Пропасть между профессиональным и наивным искусством — вещь обычная. Но искусство Наймана наивным не назовешь. Музыковед, автор трактата о Кейдже, он изощрен, хотя и однообразен. Это ученая музыка, но без профессорской вялости, словно накачанная стадионом, все захлестнувшей эмоцией, которая не может ни пройти, ни разрешиться: скрипка истерично елозит по одному и тому же месту, упоенная собственной инерцией, — так истошно кричит болельщик или кот перед случкой, но ни гол, ни самка не могут прервать монотонной высоты раз взятой ноты. Она вырвалась на свободу и парит в поднебесье, нескончаемая и мучительная, вздувшийся живот напрягся, сейчас лопнет, и облегчающее пердение духовых становится живительной развязкой. Ученость в том, что почти всякий раз берется какая — то известная тема, Моцарта или Рамо, или Куперена, распавшаяся, разъятая и собираемая по кусочкам, и вновь исчезающая: животный вопль был звуком неопознанной феерии. Она развеялась, оставив по себе ноту — одну, и этого много. Минимализм как следствие былой избыточности; призрак целого, неотступно встающий над руинами. Само собой всплывает слово «барокко».

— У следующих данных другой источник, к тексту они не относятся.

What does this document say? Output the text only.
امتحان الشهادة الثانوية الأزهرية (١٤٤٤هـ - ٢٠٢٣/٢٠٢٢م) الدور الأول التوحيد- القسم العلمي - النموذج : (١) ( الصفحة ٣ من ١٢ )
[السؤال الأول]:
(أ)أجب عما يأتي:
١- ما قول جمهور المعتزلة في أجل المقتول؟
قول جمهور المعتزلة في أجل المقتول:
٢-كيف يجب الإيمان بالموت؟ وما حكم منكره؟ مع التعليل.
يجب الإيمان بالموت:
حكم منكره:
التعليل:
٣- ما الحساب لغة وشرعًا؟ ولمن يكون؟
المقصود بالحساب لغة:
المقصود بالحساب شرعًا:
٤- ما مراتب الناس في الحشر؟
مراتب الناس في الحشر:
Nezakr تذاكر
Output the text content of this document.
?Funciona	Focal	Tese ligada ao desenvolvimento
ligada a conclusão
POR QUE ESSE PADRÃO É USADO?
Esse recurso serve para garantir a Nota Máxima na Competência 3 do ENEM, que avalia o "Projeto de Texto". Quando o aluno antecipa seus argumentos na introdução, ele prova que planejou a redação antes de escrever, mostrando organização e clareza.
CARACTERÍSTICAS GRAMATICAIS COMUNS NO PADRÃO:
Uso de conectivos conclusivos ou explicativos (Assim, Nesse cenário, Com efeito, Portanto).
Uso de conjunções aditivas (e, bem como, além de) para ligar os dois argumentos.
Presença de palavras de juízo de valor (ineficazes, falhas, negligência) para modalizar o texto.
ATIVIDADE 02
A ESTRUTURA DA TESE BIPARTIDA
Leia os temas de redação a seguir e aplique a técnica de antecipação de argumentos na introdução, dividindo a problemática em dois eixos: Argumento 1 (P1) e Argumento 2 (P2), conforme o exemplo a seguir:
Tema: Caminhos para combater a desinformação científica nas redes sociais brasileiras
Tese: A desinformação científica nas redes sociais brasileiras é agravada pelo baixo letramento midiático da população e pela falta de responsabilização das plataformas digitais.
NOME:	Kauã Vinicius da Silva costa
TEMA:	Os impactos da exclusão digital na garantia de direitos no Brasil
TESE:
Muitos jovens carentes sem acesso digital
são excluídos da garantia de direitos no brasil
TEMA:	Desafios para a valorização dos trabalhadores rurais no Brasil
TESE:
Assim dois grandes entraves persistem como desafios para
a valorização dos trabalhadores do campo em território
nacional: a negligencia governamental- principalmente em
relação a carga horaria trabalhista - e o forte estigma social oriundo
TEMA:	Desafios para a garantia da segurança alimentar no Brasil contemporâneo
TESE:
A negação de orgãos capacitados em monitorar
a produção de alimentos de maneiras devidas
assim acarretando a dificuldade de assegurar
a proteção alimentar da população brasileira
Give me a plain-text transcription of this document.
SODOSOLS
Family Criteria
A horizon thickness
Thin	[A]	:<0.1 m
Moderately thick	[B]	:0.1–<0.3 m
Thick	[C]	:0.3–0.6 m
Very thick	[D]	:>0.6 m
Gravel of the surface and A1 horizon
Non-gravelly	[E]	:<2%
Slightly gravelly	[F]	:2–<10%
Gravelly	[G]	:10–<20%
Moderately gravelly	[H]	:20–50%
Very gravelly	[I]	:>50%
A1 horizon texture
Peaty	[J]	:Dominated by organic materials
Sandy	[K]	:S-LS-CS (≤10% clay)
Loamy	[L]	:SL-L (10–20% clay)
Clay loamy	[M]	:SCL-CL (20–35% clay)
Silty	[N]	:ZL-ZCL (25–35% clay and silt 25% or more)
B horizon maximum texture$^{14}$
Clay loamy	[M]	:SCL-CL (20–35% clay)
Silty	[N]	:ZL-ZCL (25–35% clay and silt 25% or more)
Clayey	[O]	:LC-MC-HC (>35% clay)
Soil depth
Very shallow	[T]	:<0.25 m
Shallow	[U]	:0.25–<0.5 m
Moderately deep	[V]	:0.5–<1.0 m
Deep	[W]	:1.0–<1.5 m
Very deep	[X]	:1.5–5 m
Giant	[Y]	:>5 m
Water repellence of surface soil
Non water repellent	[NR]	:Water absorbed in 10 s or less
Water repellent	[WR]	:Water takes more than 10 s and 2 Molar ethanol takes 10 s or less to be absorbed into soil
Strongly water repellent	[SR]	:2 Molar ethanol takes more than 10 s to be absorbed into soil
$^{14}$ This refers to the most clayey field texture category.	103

Все это у Наймана равно доступно и ярко, сложнейшая коллизия подана примитивнейшим способом, любое сердце заходится от сладкого восторга — понятного, непонятного, не суть важно. Где дворец, а где пепелище, какая разница. Феерия должна впечатлять. Найман и впечатляет. Разумеется, Гринуэю, всю жизнь занятому барокко, приглянулось это: композитор вроде бы из его маленького миленького садика, но хорошо справляется с пиаровскими функциями, налаживая контакты с широкой демократической общественностью из заполонивших все вокруг лесопарковых кущ. Найман стал переводчиком гринуэевской исключительности, поработав на этом поприще корысти ради: он двинул оторванного от жизни режиссера в широкие элитарные массы и заодно сам приобрел груз его изрядного интеллектуализма. В глазах «смежников» между Питером Гринуэем и Майклом Найманом возник знак равенства, и музыканты — профессионалы вынуждены с этим считаться, до конца не понимая, с чем именно, и кто, и, главное, почему обвел их вокруг пальца: остроумный, конечно, но двадцать пятый по счету минималист стал продаваться наравне с Филипом Гласом и вообще занял неподобающее ему место в академической табели о рангах.